Sentiment Analysis — Feel the pulse of your audience

Digital publishers use feedback in the form of comments, shares, social media activity to receive vital indications about the audience’s disposition towards the subject. The volume of such feedback, however, could be in millions. It is a huge failure on part of a modern-day CMS if it does not use technology to extract meaningful information out of this unstructured, often grammatically incorrect, and jargon-loaded feedback.

There are a lot of insights that a CMS can offer by leveraging various NLP models, for example, the BERT model or GPT3. You can gather sentiment analysis data focussing on — polarity (positive, negative, neutral), emotions (happy, sad, hopeful, confusion), and Intention. Having this knowledge, the content creators can decide on their approach towards their content strategy. For example, setting a tone for an article to elicit desired emotion.

Dynamic paywall — Monetize your content intelligently

There is a shift observed in how digital publishers are aiming to monetize their content moving from ad-generated revenue to subscription-based paid content.
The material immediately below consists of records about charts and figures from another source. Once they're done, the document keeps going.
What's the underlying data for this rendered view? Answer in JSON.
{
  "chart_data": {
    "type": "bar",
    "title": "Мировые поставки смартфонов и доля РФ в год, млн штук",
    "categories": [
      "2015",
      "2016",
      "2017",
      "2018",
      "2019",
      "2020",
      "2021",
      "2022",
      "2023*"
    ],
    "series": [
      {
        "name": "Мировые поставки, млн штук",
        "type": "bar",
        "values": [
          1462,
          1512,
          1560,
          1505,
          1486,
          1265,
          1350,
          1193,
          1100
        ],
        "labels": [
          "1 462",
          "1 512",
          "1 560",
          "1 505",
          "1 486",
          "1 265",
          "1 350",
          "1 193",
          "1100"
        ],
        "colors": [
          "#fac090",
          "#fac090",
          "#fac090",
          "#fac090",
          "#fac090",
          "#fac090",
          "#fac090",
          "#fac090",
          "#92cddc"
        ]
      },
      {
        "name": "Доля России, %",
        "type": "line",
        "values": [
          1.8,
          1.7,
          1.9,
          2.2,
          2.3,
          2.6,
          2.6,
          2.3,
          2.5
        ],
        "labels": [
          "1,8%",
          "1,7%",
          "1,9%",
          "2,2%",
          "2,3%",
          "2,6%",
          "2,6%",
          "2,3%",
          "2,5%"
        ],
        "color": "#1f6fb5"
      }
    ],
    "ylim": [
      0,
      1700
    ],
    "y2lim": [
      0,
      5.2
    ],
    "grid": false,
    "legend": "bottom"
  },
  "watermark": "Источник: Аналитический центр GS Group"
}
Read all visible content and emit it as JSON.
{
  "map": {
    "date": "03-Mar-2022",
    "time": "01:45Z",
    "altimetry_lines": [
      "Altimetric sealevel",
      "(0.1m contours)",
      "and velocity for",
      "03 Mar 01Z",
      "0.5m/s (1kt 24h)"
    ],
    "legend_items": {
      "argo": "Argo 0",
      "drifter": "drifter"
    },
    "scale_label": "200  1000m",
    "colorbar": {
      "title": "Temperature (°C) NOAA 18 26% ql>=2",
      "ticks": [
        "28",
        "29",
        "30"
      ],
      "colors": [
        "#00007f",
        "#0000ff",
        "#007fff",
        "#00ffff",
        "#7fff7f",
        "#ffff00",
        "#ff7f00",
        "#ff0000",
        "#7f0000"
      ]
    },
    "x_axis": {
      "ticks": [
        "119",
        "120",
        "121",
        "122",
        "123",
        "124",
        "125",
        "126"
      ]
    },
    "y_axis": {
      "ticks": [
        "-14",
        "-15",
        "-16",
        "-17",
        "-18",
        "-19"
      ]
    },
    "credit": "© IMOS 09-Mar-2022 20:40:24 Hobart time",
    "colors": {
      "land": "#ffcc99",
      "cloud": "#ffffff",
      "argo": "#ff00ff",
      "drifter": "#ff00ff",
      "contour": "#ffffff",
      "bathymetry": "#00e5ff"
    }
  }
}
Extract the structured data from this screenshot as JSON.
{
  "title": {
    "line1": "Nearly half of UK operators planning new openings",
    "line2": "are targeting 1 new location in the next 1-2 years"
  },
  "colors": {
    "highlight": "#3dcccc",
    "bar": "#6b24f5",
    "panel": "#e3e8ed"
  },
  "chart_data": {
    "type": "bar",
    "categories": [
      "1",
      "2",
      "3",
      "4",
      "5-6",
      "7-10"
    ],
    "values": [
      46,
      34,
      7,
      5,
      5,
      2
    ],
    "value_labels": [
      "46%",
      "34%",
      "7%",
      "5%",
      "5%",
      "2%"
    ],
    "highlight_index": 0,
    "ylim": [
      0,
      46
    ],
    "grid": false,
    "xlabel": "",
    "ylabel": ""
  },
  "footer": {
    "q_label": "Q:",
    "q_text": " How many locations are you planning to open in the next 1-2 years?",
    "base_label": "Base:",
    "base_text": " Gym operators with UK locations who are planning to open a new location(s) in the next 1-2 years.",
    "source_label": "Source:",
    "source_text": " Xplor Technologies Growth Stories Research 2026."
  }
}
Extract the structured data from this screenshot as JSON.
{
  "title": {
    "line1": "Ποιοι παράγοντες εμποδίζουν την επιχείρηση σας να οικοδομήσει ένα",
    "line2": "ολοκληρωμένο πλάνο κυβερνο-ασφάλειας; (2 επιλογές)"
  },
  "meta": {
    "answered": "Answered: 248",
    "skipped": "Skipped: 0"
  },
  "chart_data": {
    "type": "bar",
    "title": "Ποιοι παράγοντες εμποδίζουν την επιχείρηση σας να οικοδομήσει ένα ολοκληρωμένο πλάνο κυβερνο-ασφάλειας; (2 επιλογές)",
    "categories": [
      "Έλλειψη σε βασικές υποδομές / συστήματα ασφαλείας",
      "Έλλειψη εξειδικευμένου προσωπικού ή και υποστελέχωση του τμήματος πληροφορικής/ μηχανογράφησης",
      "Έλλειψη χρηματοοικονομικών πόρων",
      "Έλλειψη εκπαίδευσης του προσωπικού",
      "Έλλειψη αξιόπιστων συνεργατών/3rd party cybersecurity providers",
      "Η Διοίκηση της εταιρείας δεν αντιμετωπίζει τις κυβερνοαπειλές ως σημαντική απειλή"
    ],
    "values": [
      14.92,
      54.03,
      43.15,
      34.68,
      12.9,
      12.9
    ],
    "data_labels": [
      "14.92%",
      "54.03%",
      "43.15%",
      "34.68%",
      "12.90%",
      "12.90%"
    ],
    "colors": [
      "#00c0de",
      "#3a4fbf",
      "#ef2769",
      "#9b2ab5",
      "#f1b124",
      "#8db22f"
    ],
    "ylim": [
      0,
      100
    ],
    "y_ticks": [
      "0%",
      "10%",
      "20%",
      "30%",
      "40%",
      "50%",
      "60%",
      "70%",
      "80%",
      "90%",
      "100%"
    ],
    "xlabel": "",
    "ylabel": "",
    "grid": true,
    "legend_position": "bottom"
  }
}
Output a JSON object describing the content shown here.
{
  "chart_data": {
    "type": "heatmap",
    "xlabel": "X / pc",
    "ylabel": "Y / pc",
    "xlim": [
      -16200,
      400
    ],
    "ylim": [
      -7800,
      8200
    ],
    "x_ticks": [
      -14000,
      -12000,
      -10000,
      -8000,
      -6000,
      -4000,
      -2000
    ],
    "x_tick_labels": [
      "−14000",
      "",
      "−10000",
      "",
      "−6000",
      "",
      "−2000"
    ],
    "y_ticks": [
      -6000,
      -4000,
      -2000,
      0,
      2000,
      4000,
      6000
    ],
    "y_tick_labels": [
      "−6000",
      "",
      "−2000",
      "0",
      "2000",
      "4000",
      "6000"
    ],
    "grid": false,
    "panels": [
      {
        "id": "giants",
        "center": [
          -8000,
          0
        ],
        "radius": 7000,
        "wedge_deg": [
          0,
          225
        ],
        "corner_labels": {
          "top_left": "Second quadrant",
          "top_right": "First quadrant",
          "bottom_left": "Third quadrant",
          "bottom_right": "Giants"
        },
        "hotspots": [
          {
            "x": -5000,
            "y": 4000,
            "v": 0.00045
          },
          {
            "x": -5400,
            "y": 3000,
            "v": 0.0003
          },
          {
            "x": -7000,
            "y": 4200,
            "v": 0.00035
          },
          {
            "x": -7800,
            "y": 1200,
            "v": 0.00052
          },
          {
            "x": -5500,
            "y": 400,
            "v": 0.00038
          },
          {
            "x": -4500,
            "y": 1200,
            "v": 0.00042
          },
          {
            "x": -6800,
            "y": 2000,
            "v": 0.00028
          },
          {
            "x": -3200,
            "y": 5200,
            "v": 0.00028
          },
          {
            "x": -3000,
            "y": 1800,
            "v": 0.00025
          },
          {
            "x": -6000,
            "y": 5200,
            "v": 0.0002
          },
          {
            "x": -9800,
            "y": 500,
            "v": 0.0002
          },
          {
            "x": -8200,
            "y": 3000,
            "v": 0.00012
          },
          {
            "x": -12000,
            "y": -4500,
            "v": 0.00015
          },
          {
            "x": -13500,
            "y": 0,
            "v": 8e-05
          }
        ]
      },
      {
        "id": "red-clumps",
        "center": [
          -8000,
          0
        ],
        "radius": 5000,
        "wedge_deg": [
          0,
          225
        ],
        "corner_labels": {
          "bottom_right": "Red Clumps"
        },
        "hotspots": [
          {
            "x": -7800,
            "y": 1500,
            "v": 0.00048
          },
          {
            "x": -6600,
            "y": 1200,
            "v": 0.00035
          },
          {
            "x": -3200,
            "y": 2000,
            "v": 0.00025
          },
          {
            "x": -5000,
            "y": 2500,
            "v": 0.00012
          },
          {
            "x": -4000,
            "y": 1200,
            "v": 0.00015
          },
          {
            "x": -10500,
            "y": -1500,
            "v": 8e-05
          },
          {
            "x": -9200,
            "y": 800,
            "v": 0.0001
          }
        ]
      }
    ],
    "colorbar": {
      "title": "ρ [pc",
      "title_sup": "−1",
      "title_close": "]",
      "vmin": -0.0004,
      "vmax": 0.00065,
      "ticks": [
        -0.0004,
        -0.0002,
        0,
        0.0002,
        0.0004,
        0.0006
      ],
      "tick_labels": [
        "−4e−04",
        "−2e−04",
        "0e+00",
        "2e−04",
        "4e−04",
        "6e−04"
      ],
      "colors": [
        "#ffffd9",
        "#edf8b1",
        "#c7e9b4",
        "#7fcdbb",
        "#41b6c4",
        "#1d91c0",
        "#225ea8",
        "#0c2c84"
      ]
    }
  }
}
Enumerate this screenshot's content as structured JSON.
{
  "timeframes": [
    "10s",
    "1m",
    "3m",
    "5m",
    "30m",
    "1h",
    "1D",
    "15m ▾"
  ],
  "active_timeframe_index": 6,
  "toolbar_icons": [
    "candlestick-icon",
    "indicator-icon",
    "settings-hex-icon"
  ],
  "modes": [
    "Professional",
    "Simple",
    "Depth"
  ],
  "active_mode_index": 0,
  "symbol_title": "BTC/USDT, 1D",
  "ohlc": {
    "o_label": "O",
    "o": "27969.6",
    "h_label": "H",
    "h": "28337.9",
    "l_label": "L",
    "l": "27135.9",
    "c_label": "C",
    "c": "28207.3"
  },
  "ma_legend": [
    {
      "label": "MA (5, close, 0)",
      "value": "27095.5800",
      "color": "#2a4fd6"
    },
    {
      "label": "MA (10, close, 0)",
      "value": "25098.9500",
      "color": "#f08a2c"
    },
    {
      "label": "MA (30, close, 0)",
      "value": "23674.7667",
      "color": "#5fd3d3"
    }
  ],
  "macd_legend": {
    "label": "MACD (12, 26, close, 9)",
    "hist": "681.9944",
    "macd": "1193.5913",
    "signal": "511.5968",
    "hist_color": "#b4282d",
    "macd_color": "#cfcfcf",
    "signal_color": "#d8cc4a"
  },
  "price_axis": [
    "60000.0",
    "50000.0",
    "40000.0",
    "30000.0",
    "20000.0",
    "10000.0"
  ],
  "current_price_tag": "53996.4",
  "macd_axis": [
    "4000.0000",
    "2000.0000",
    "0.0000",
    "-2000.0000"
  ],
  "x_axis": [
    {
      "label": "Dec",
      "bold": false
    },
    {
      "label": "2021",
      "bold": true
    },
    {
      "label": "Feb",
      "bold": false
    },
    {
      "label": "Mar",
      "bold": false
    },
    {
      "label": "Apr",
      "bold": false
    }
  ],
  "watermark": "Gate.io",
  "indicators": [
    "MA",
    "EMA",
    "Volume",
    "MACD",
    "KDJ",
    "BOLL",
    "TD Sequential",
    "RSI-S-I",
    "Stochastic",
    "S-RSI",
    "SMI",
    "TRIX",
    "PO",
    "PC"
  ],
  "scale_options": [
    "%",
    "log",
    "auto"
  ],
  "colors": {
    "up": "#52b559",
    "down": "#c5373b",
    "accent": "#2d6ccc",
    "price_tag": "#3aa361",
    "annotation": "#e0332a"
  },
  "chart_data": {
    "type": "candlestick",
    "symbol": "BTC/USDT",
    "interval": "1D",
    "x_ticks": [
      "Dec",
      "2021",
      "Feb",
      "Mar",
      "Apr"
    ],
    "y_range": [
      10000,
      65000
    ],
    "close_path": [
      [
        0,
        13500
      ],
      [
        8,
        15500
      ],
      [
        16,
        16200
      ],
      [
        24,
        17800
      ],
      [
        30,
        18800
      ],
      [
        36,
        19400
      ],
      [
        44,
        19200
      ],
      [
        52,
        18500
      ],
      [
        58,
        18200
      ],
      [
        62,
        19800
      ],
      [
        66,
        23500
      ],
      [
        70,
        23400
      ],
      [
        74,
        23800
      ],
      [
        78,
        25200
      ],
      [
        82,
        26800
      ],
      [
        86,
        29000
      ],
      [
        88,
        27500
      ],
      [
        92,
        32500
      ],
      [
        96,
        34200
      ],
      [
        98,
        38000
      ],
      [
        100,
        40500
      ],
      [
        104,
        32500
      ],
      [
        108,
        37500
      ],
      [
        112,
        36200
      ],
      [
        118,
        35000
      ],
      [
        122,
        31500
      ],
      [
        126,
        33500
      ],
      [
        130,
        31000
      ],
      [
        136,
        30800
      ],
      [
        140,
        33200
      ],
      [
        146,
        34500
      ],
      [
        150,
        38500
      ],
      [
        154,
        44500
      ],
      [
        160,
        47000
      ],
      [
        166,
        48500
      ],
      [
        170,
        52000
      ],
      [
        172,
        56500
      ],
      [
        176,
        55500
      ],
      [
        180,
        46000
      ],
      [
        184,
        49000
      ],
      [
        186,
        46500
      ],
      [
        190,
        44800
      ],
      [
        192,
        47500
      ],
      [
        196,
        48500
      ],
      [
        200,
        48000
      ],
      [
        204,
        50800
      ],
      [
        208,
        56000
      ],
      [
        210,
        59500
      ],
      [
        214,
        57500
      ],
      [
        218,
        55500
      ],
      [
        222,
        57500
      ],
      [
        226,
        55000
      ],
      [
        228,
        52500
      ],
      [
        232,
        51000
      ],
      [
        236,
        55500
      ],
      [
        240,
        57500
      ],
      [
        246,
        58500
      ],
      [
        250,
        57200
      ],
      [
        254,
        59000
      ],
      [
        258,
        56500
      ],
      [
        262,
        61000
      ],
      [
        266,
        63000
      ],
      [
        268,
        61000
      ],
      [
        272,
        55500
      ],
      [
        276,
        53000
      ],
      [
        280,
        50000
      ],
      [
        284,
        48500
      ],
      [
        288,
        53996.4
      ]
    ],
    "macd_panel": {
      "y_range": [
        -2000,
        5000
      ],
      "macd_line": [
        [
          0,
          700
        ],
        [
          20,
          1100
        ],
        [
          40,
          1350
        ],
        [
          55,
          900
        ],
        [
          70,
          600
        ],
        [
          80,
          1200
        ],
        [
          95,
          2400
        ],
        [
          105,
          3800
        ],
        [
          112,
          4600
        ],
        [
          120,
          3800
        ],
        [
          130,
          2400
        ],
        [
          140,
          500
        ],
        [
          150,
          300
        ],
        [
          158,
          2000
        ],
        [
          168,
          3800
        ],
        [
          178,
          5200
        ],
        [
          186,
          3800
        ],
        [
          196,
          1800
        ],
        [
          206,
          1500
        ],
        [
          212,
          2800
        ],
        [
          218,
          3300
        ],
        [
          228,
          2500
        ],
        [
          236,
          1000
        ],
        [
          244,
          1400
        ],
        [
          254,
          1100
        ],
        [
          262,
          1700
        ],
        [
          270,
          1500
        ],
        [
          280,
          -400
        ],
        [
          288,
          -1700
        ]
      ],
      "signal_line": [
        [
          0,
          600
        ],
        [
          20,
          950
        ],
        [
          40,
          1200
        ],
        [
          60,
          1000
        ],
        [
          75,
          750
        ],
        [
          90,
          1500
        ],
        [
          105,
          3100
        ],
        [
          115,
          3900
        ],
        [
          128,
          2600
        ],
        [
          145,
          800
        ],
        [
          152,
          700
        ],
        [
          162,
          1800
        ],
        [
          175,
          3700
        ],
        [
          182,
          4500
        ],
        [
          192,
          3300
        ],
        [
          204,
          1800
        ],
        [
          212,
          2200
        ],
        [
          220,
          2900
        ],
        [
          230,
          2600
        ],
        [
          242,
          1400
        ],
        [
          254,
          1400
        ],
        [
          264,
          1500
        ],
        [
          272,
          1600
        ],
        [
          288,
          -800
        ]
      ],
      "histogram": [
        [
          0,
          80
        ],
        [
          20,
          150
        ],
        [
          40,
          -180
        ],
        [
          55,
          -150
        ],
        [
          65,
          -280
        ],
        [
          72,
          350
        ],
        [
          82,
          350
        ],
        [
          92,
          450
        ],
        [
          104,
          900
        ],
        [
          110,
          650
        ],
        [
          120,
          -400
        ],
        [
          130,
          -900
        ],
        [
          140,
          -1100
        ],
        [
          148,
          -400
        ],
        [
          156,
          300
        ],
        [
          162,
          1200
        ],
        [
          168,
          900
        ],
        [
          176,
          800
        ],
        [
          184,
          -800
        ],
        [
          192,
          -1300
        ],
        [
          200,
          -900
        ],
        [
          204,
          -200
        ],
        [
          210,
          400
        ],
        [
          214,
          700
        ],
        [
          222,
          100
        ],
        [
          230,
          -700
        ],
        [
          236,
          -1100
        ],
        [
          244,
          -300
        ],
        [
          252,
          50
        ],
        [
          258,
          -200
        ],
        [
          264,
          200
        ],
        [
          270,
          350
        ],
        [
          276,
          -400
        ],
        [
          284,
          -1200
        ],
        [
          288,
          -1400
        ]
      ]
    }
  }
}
The shift is primarily driven by the change in consumer’s behaviour where they are willing to pay for content that is personalized to a very high degree in terms of location, social media trends, personal interest, and online activity. Netflix, Amazon Prime, and the likes are classic examples.

  • number of articles to show before showing a paywall

  • determining what is the right price that maximizes the revenue from subscription

  • determine the pricing based on user segments, regions, news sections

  • determining the right offers and promotions; who to show it to and when

A strong AI engine can automate this extremely complex piece of work and maximize revenue without the publisher investing heavily into these activities.

So what are the takeaways?

AI is not just a technology buzzword. It is the current reality of how businesses are reaching out to their customers and customers seeking out products that make their life easier. A typical customer is already used to personalized services in almost every aspect of life, and the options are galore.

Many publishers are moving towards AI-based engines to increase engagement and thus revenue. To stay relevant in the competitive market they have to push the right content, to the right people at the right time. While re-evaluating your CMS, ensure that it runs on an AI engine and provides easy integration for scalability. WRU is one such headless SaaS AI Engine that easily integrates with your CMS through simple APIs.

All said and done we need to open our eyes to the fact that “customer” and not the “content”, is the king. With all the technology-driven content floating around, if user experience around accessing and interacting with your content is not up to mark, we lose the whole purpose. We are eager to cover this aspect in our future correspondence.

Meanwhile, start loading your CMS with smartness.